While most women at the center say they are devout Muslims and followers
of Grand Ayatollah Ali al-Sistani, the revered Shiite cleric with close
ties to Iran, they also want the new Iraqi government to include some
democratic reforms rather than simply adopt stringent Islamic society
like their eastern neighbor.
At the Iraq Women’s Union in the nearby Mansour neighborhood, women
draped in black abayas, the traditional billowing garment, and hajibs,
or headscarves, operate sewing machines to earn extra money for their
families, while others learn to read and write.
Najat Ahmed, 36, one of the women overseeing the union, said she embraces
Islamic law, but hopes for more freedoms in Iraq’s fledgling democracy.
“Women are precious, like pearls, and God wants to protect us, so
he commands we cover ourselves in the abaya like a shell around the pearl,”

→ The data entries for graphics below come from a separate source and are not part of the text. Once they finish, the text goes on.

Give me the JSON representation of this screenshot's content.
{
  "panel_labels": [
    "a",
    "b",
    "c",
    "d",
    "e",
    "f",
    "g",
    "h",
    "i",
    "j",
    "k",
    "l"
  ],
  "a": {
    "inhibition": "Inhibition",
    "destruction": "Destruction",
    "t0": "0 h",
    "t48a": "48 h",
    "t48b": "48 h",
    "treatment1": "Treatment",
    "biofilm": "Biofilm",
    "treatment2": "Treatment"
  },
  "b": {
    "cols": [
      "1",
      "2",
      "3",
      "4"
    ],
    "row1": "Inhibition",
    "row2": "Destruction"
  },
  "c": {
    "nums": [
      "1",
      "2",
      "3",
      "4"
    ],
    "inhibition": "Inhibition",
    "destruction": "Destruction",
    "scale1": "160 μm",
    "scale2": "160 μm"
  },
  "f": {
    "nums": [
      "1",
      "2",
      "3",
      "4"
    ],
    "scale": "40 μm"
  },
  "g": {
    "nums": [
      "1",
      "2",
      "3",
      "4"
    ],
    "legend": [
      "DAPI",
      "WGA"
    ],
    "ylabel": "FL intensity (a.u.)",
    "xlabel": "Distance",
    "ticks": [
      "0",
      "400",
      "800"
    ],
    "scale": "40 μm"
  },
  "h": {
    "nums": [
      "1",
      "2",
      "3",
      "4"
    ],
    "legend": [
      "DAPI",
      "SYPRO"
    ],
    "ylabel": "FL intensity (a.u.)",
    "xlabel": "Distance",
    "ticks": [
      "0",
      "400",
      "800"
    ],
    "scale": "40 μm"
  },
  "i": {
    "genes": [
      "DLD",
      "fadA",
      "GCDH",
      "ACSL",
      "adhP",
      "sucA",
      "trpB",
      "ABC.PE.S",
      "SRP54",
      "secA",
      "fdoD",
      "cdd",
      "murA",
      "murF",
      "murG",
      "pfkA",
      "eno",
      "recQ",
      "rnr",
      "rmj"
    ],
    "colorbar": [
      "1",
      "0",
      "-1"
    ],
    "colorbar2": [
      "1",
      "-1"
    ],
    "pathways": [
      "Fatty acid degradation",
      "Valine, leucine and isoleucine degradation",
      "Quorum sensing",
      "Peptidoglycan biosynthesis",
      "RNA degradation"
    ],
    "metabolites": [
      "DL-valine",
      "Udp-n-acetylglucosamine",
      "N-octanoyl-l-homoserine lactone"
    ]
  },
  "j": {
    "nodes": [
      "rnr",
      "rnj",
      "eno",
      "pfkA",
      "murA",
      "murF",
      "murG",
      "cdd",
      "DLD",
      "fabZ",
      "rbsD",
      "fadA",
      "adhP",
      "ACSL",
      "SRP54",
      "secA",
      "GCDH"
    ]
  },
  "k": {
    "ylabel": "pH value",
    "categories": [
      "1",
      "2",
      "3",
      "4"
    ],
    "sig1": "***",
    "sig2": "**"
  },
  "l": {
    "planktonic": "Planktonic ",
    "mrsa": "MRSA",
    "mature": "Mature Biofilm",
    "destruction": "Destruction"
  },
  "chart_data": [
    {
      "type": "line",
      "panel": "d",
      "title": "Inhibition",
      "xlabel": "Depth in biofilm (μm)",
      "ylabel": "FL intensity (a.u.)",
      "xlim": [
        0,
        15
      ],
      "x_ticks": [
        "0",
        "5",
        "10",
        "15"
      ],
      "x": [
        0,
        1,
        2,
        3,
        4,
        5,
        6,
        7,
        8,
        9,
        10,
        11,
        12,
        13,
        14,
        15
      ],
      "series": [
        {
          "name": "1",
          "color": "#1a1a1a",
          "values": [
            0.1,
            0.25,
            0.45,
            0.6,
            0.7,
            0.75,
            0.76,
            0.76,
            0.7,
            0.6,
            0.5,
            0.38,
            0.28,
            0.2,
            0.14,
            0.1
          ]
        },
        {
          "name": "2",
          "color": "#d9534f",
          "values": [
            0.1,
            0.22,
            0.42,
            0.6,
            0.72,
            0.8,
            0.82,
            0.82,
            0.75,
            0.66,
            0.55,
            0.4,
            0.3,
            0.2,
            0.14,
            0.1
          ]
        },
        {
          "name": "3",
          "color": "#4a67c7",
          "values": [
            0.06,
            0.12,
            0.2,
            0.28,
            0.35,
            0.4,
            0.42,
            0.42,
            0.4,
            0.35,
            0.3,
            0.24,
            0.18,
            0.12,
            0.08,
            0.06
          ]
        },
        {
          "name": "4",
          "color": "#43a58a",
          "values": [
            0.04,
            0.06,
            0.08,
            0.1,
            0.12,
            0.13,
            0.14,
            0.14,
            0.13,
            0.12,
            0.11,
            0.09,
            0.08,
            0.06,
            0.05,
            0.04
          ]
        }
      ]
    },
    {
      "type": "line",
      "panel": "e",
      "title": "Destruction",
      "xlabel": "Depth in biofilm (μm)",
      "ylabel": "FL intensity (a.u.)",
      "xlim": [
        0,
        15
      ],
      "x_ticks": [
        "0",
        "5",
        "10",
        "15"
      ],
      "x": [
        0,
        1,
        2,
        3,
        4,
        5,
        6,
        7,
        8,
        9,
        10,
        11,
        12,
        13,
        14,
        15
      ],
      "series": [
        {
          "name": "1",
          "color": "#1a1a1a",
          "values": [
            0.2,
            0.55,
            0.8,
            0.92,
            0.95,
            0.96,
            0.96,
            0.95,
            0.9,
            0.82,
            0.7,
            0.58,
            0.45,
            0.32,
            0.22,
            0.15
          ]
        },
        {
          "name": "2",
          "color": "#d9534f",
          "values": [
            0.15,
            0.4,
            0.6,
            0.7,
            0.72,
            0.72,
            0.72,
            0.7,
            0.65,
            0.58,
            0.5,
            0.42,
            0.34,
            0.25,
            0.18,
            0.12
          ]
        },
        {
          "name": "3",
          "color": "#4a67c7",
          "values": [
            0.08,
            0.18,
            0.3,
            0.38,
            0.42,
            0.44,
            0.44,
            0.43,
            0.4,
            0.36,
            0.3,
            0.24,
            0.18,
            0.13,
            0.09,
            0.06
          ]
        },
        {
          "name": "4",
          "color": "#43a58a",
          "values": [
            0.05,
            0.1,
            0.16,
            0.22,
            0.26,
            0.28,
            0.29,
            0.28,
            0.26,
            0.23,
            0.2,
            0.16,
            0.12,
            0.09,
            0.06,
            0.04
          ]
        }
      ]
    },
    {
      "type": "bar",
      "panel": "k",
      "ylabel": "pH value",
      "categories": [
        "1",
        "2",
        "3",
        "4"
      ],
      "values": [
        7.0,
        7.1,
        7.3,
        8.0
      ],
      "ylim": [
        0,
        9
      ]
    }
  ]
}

Ahmed says. “But women must have the freedom to choose how they
want to dress according to their own beliefs -- no government should dictate
how they dress.”
Mauren Dowed, a 28-year-old Assyrian Christian who runs a supermarket
in central Baghdad and wears Western-style clothes, says it is difficult
for her to walk along the streets of the Iraqi capital without hearing
disparaging remarks from men.
She said she is less concerned about possible restrictions on dress and
more anxious about legislation limiting women in the workforce. “Wearing
a piece of fabric is not difficult, but it would be hard if I couldn’t
work in public,” Dowed said.
Al-Soltany, the lawyer with the Progressive Women’s League, argues
that a verse in the Quran clearly states women are inferior to men, and
that alone will make it nearly impossible for women to receive fair treatment
before a Muslim judge in an Islamic court.